社員は全員、ジーピーコーポレーションの代表です。現場に行く人も、営業も、経理も、みんな看板を背負っています。だから「この会社でよかった」と思える場所を作ることが、経営者としての私の約束でもあります。自分が満足していない人間は、お客様に満足を届けられません。やらされてやる仕事と、自分で動く仕事は、同じ時間でも全然違いますよね。
印象的だった社員とのエピソードがあります。ある社員が寝坊して、現場に穴を開けてしまったことがありました。直接本人から私に電話がかかってきて、その社員は「すみません、寝坊しました」って言ったんです。私はその言葉に驚いて、思いっきり褒めました。だって、誰でも自分のミスを誤魔化したり、言い訳したりしたくなるものですよね。でもその社員は、言いにくいことを正直に言ってくれました。ミスの大小より、誠実さが大事です。そういう小さな積み重ねが、会社の土台を作ると信じています。

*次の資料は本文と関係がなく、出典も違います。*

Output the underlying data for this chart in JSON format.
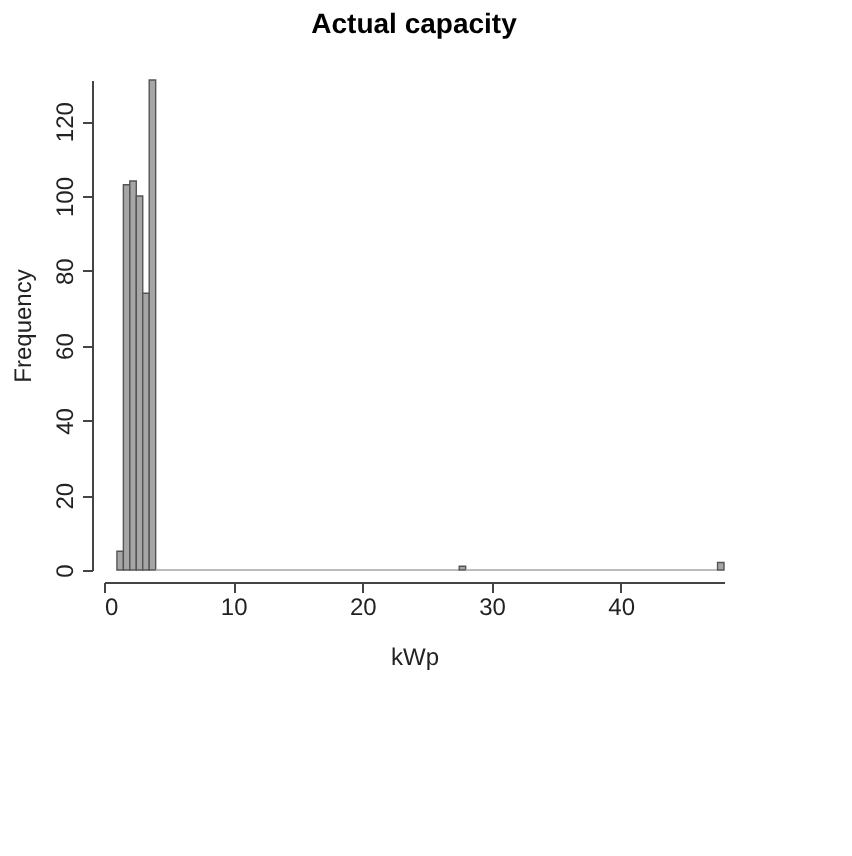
{
  "chart_data": {
    "type": "histogram",
    "title": "Actual capacity",
    "xlabel": "kWp",
    "ylabel": "Frequency",
    "bins": [
      1,
      1.5,
      2,
      2.5,
      3,
      3.5,
      4,
      27.5,
      28,
      47.5,
      48
    ],
    "values": [
      5,
      103,
      104,
      100,
      74,
      131,
      0,
      1,
      0,
      2
    ],
    "color": "#a6a6a6",
    "xlim": [
      0,
      48
    ],
    "xticks": [
      0,
      10,
      20,
      30,
      40
    ],
    "ylim": [
      0,
      131
    ],
    "yticks": [
      0,
      20,
      40,
      60,
      80,
      100,
      120
    ],
    "grid": false
  }
}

これからのジーピーコーポレーション、そして業界の未来をどう見ていますか。
衛生事業は裏方で、誰も見ていないところでインフラを支えていますが、これから10年、20年後には裏方が表舞台に出る時代が来るでしょうね。SNSがここまで発達し、たった一枚の写真が企業の資産価値を一瞬で変えてしまう時代です。この仕事の重要性は、劇的に上がってきています。業界は必ずもっと大きくなります。創業当時からそう確信してきました。業界の市場が広がっていくなかで、ジーピーコーポレーションが目指しているのは、日本の衛生コンサルティングのスタンダードを自分たちで作ることです。
一方で、10年、20年後に私がここにいるとは限りませんが、ジーピーコーポレーションという会社が社会に必要とされ続けること。それが、私がこの事業をスタートした意義だと思っています。